I prepared these rolls with the help of my three adorable nephews, Ava, Méni and Ohèv. Absolute happiness after a day of school! Everyone put their heart to work. We devoured them hot and in the pure Madeiran tradition: with garlic and parsley salted butter. It was just divine!
- 1¾ lb sweet potato
- 8 cups all-purpose flour
- ⅔ cup water (warm at 75F / 35C)
- 3 tablespoons active dry yeast
- 3 teaspoons salt
- Peel the sweet potatoes. Cut into large pieces and place in a saucepan.
- Cover with water, bring to a boil and cook covered for 20 minutes over medium-high heat.
Drain the sweet potatoes and mash them. Add salt.
- Mix the yeast and water and let stand for 10 minutes.

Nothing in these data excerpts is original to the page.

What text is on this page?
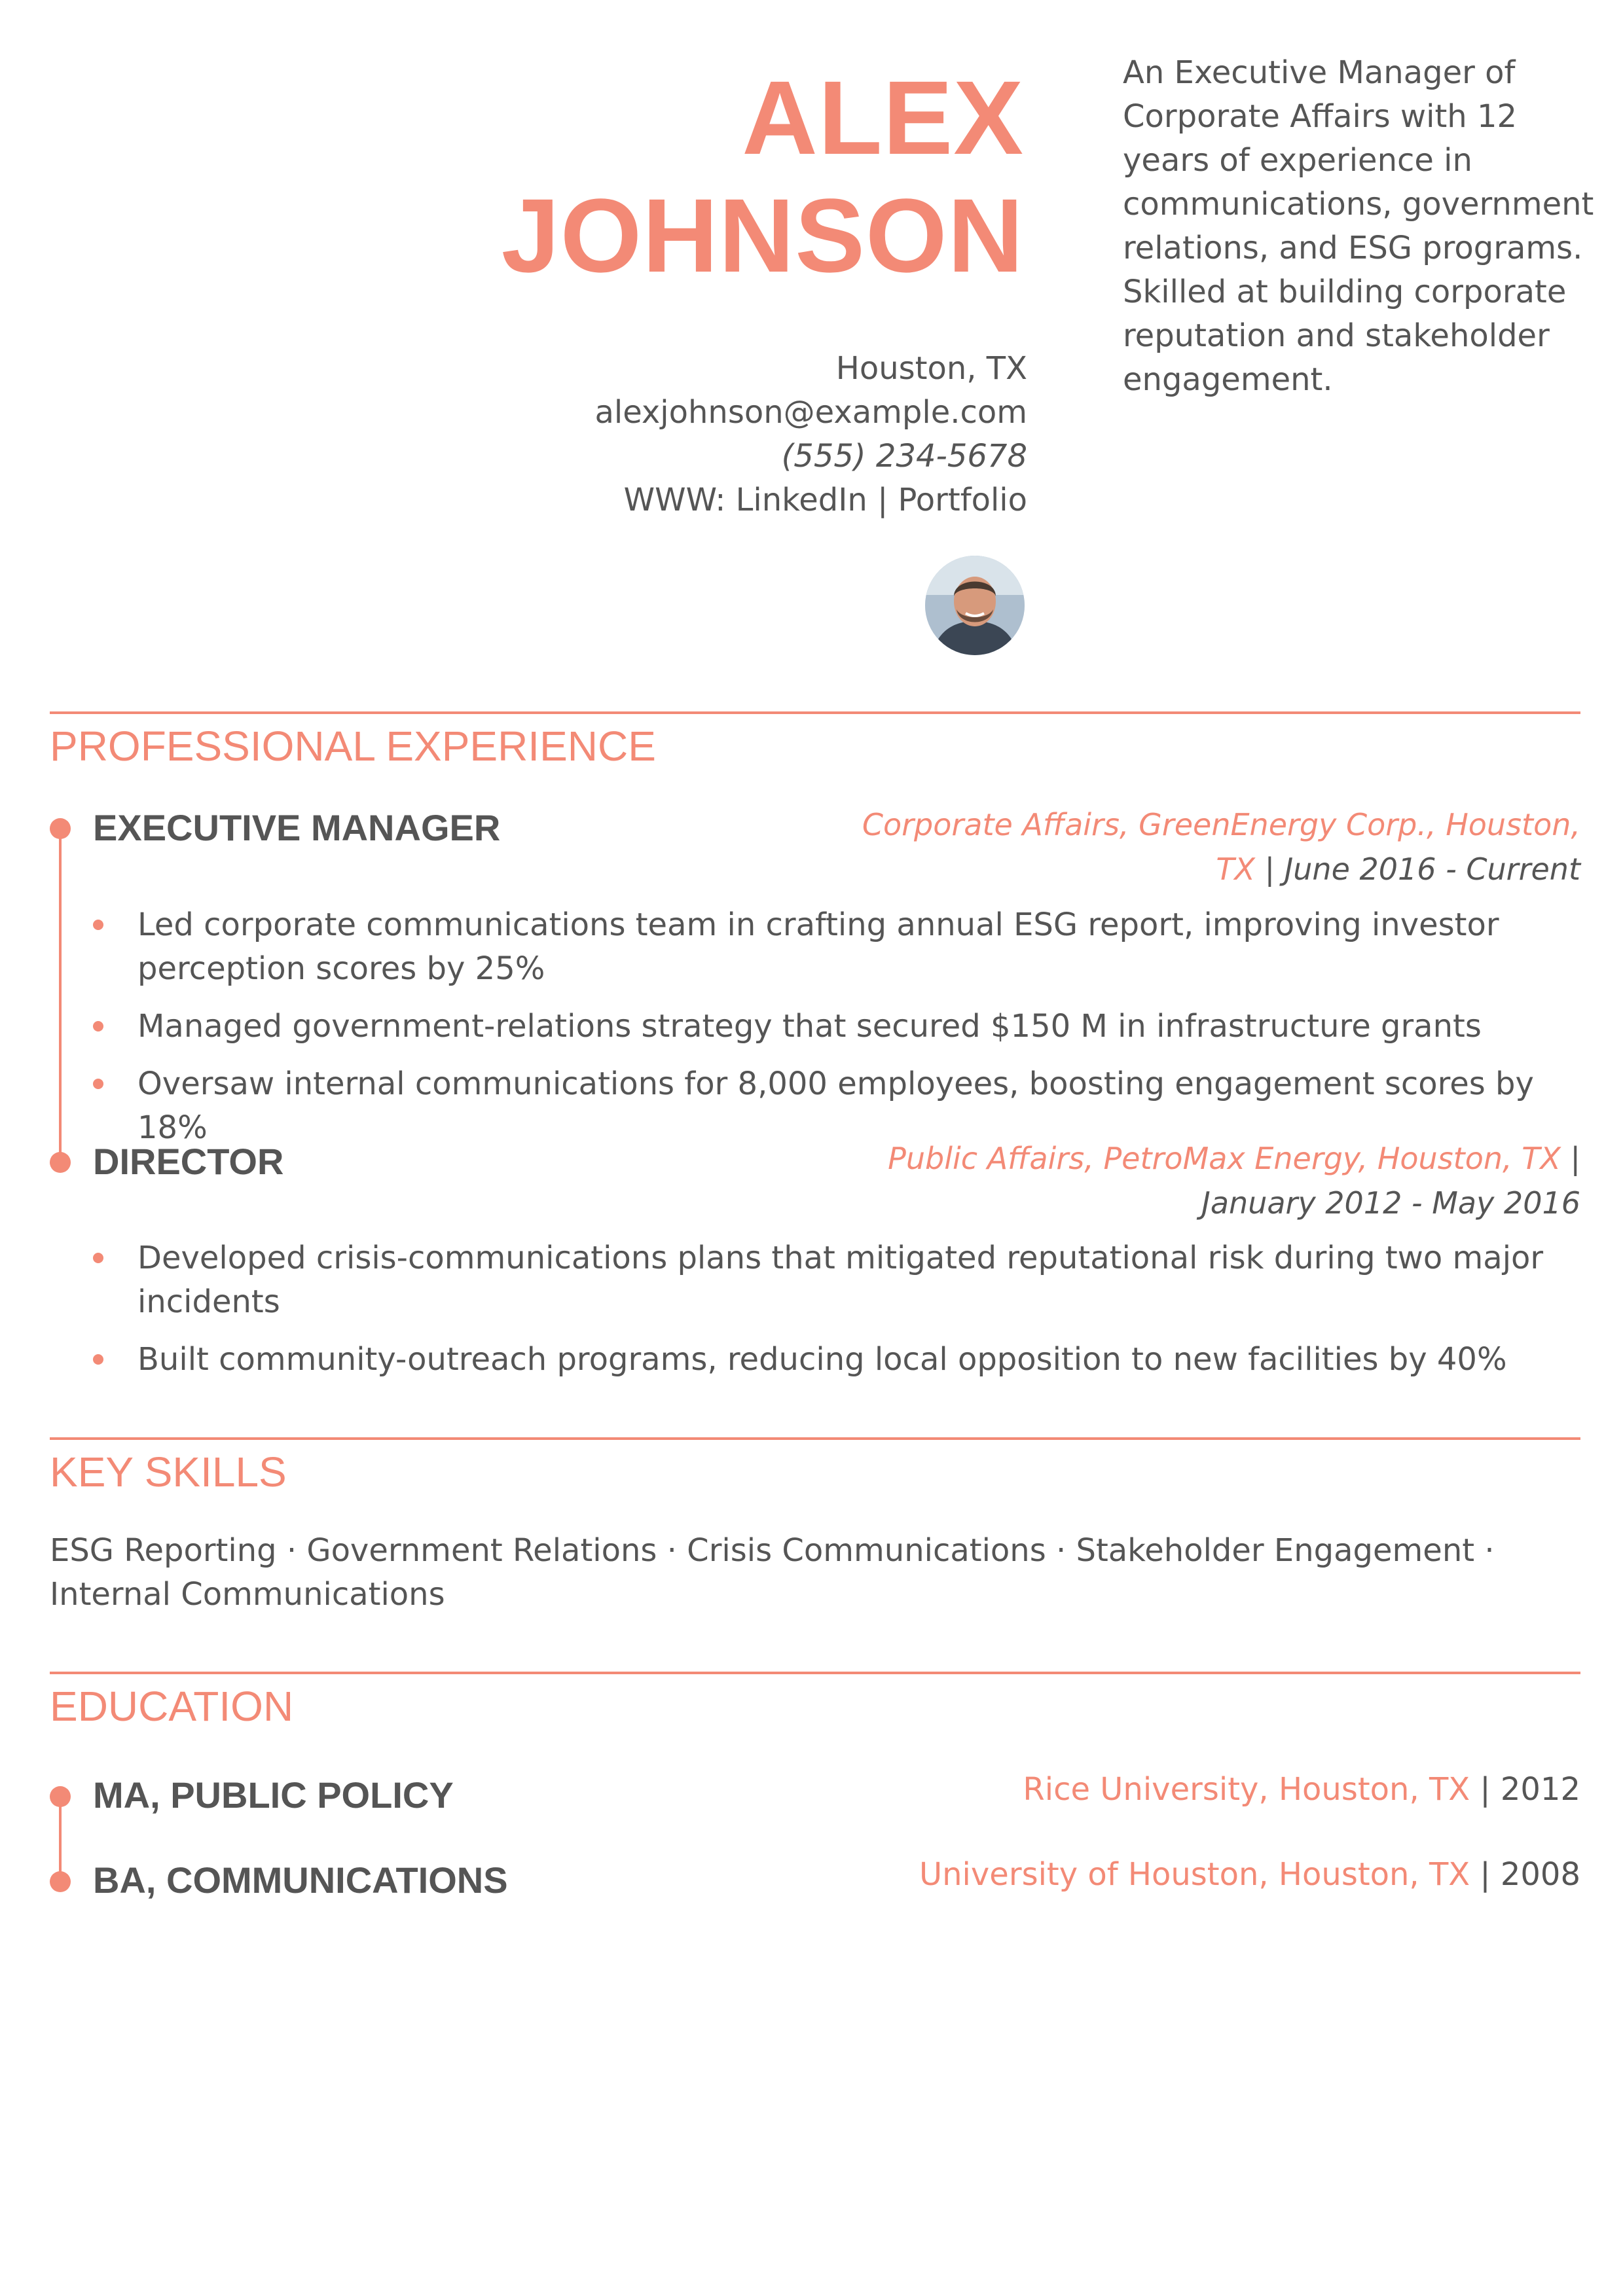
ALEX
JOHNSON
Houston, TX
alexjohnson@example.com
(555) 234-5678
WWW: LinkedIn | Portfolio
An Executive Manager of Corporate Affairs with 12 years of experience in communications, government relations, and ESG programs. Skilled at building corporate reputation and stakeholder engagement.
PROFESSIONAL EXPERIENCE
EXECUTIVE MANAGER	Corporate Affairs, GreenEnergy Corp., Houston,
TX | June 2016 - Current
Led corporate communications team in crafting annual ESG report, improving investor perception scores by 25%
Managed government-relations strategy that secured $150 M in infrastructure grants
Oversaw internal communications for 8,000 employees, boosting engagement scores by 18%
DIRECTOR	Public Affairs, PetroMax Energy, Houston, TX |
January 2012 - May 2016
Developed crisis-communications plans that mitigated reputational risk during two major incidents
Built community-outreach programs, reducing local opposition to new facilities by 40%
KEY SKILLS
ESG Reporting · Government Relations · Crisis Communications · Stakeholder Engagement · Internal Communications
EDUCATION
MA, PUBLIC POLICY	Rice University, Houston, TX | 2012
BA, COMMUNICATIONS	University of Houston, Houston, TX | 2008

- Pour the flour into a large salad bowl.
- Dig a well in the center and add the mashed sweet potato and yeast.
- Knead to obtain a homogeneous and elastic dough.
- Let the dough ferment for 3 days in the refrigerator.
- After 3 days, divide the dough into 8 to 10 pieces of equal weight on a work surface dusted with flour.
Form balls and flatten them to a thickness of about 1 inch (2,5cm).
- Let them rest for 30 minutes in a warm place, protected from drafts.
- Heat a dry pan over medium-high heat and cook the bolos do caco on both sides until a thin and slightly hard crust is formed. Turn them over very regularly.
- Then take each bolo do caco with tongs and turn them around on the hot pan to bake the sides.
- Serve warm or lukewarm with salted butter and parsley.